1. Ultrasound-sodium percarbonate effectively promotes short-chain carboxylic acids production from sewage sludge through anaerobic fermentation
- Author
-
Yufen, Wang, Xiaomin, Wang, Kaixin, Zheng, Haixiao, Guo, Lixin, Tian, Tingting, Zhu, and Yiwen, Liu
- Subjects
Environmental Engineering ,Renewable Energy, Sustainability and the Environment ,Bioengineering ,General Medicine ,Waste Management and Disposal - Abstract
Short-chain carboxylic acids (SCCAs) production from sewage sludge via anaerobic fermentation is usually restricted by low substrates availability and rapid products consumption. Therefore, the ultrasound (US)-sodium percarbonate (SPC) technique was proposed to effectively break the bottlenecks. Results showed the total SCCAs yield, acetate yield and particulate organics reduction respectively attained 392.8 mg COD/g VSS, 204.6 mg COD/g VSS and 47.4 % under the optimal condition. Mechanistic explorations disclosed that US + SPC largely reduced biodegradation resistances of particulate organics and improved sludge biodegradability.
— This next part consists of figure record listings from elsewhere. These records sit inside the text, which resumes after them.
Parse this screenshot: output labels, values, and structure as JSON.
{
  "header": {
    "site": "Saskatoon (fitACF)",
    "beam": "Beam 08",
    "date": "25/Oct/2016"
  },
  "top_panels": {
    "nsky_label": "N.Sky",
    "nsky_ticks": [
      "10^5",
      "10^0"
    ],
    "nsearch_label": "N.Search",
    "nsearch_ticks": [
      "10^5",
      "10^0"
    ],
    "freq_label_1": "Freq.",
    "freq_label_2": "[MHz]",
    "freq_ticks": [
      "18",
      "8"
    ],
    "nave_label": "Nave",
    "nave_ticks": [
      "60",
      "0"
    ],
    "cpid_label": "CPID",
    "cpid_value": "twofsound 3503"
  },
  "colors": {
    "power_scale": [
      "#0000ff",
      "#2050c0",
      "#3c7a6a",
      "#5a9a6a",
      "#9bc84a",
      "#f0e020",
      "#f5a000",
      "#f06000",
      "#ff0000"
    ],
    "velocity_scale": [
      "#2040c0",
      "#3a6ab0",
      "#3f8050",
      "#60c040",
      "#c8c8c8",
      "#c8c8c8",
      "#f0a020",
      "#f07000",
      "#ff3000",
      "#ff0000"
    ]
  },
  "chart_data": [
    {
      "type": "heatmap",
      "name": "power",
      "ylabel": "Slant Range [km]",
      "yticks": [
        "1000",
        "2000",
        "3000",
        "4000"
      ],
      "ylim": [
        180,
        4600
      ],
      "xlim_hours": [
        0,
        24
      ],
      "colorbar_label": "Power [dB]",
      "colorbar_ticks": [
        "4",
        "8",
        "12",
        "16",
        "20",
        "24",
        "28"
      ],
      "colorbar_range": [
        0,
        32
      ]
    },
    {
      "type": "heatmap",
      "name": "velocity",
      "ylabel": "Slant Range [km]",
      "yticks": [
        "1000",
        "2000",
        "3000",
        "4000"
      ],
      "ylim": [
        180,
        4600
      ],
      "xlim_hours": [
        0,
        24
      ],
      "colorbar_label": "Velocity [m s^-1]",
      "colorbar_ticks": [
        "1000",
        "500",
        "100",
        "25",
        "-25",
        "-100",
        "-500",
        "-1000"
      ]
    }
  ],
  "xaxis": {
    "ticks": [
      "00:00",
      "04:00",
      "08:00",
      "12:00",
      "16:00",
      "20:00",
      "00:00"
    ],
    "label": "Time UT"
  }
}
The destruction of spatial structure was the inherent mechanisms for initial solubilization and further degradation of solid-phase sludge. Besides, US + SCP up-regulated hydrolytic and SCCAs-forming enzymes, but downregulated the key enzyme for methanation. Meanwhile, US + SPC altered the microbial structure and stimulated functional microorganism enrichment, well correlated with substrate biotransformation and products output. Overall, this strategy could effectively enhance SCCAs production from WAS and reduce the environmental risk for subsequent sludge disposal.